Building Production RAG Systems: What Google

There's a moment in every technical tutorial when you can tell whether the presenters have shipped this thing to actual users or just got it working on their laptops. Google Cloud engineers Ayo Adedeji and Annie Wang hit that moment about twenty minutes into their seventy-three-minute walkthrough of building a production-ready RAG agent, when they casually mention the difference between OLAP and OLTP workloads.

Most tutorials would skip that distinction. Most tutorials are wrong.

The video covers what Google calls a "production-ready" RAG system—retrieval-augmented generation, the technique that lets AI models answer questions by first consulting a knowledge base rather than hallucinating from their training data. The presenters build the entire backend: vector database, embedding pipeline, retrieval system, deployment infrastructure. What makes it interesting is watching where complexity lives in these systems, and it's not always where you'd expect.

The Chunking Problem Nobody Talks About

RAG systems start with a problem that sounds mundane: how do you break up documents? The technical term is "chunking," and Adedeji explains why it matters more than you'd think.

"When you're working with these big unstructured documents, it doesn't make sense for various reasons to try to embed the entire document at once," he notes. "If you encode everything at once you can kind of dilute the semantic meaning of what's being encoded."

The team demonstrates recursive chunking—splitting text at sentence boundaries. It's a blunt instrument. As Adedeji acknowledges, "this is what you would call perhaps not context aware. You can imagine there might be meaningful context that's along multiple periods or multiple sentences." But blunt instruments ship, and perfect context-aware systems sit in research papers.
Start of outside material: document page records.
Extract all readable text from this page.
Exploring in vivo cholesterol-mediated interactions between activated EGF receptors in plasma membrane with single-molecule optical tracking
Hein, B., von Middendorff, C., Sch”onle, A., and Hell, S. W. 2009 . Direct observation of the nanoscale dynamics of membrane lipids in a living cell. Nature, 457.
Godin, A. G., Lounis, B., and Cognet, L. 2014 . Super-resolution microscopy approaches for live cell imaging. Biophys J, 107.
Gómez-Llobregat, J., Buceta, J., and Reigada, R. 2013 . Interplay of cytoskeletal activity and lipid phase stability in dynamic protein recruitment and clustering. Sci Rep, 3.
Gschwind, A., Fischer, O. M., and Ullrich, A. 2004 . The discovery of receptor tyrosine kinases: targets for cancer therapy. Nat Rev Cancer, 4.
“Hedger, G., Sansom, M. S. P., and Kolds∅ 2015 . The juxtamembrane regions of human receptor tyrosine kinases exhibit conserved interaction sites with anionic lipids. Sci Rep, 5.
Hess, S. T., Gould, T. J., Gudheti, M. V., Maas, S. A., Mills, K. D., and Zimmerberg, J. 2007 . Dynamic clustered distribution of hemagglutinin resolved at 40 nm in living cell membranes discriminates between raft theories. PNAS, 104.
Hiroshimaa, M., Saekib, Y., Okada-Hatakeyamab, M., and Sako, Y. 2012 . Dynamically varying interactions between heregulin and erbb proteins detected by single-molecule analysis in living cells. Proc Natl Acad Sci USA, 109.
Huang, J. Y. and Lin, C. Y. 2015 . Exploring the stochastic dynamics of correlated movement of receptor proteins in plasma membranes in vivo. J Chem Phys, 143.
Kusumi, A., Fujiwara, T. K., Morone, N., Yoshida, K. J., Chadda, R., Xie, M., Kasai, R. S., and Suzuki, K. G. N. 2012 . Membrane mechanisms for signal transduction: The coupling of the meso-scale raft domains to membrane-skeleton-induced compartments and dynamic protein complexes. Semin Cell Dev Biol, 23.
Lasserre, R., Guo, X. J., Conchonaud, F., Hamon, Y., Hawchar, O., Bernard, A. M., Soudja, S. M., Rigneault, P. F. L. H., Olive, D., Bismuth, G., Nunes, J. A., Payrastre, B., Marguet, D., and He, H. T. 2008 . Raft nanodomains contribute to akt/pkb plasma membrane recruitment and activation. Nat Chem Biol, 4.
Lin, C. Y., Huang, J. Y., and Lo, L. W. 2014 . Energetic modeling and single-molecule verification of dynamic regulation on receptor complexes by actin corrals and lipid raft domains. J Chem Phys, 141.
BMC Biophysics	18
They're using Google's text-embedding-005 model, which converts each chunk into a 768-dimensional vector. Wang explains it plainly: "We have 768 dimension perspective to describe a text information." That's the semantic fingerprint that makes retrieval possible.

Two Databases, Two Jobs

Here's where the tutorial diverges from the usual "build a chatbot in fifteen minutes" content. The presenters implement RAG twice—first in BigQuery, then in Cloud SQL. This isn't redundancy; it's architecture.

BigQuery handles OLAP workloads: analytical processing, batch operations, the kind of work that takes seconds and processes millions of records. "These are analytical big data sets that take perhaps multiple seconds but that's the point," Adedeji explains.

Cloud SQL handles OLTP: real-time transactional processing with low latency requirements. "When you think about production, if we're doing RAG in production, we want to do that against an OLTP database rather than an OLAP data warehouse just because we want real-time results," he says.

Most developers building their first RAG system wouldn't know this matters. They'd pick whatever database looked easiest and wonder why their production system felt slow. The gap between demo code and production code often lives in these architectural choices that only reveal themselves under load.

The Identity Problem

One detail stands out for its obscurity: connection identities. Wang walks through creating a connection between BigQuery and Google's embedding model, emphasizing that "most operations have some sort of identity. Whether it be a service or the connection between two different services you have to have an identity behind that."

This is infrastructure work that nobody photographs for their portfolio. It's also the work that breaks at three in the morning when you're trying to diagnose why your RAG system suddenly can't talk to your vector database. Security models, service accounts, connection permissions—the plumbing that makes systems actually run.

Semantic Search in Practice

The retrieval demonstration uses cosine distance to find the top three chunks most similar to a query. Wang explains the choice: "We always recommend something like cosine distance because it's more of a matter of similarity rather than just magnitude. Euclidean distance would factor in magnitude. What we mean by that is like the length of the document, things like that."

They test it with a gaming query about tactics against enemies that cause paralysis. The top result contains the exact phrase "paralyzing aura." It works, but Adedeji immediately contextualizes what this means: "There are certain things you cannot convert into structured queries. When it comes to things that have semantic meaning involved, embeddings and retrieval-augmented generation is your best bet of actually getting useful insights."

That qualification matters. RAG isn't a replacement for SQL analytics. It's a different tool for different problems. Knowing which tool to use requires understanding what problem you actually have.

What Production Means

The tutorial eventually moves into Apache Beam pipelines, pgvector indexing, and Cloud Run deployments. The pattern is clear: production readiness isn't one thing. It's containerization, scaling, security settings, batch processing, monitoring, connection management.

"Without retrieval-augmented generation the model often times is limited to its pre-trained knowledge," Adedeji notes. "It may not have knowledge of your unique business documents." True enough. But the corollary is that making RAG work in production requires knowledge that most tutorials don't provide: which database for which workload, how to handle identities between services, why chunking strategy matters, what distance metrics to use.

Google is selling cloud services here, but they're doing it by showing the actual work. The video runs seventy-three minutes because that's how long it takes to build something that might actually survive contact with users. Whether that's reassuring or terrifying depends on whether you've already promised your stakeholders you'd have this shipped by next week.

Bob Reynolds is Senior Technology Correspondent for Buzzrag.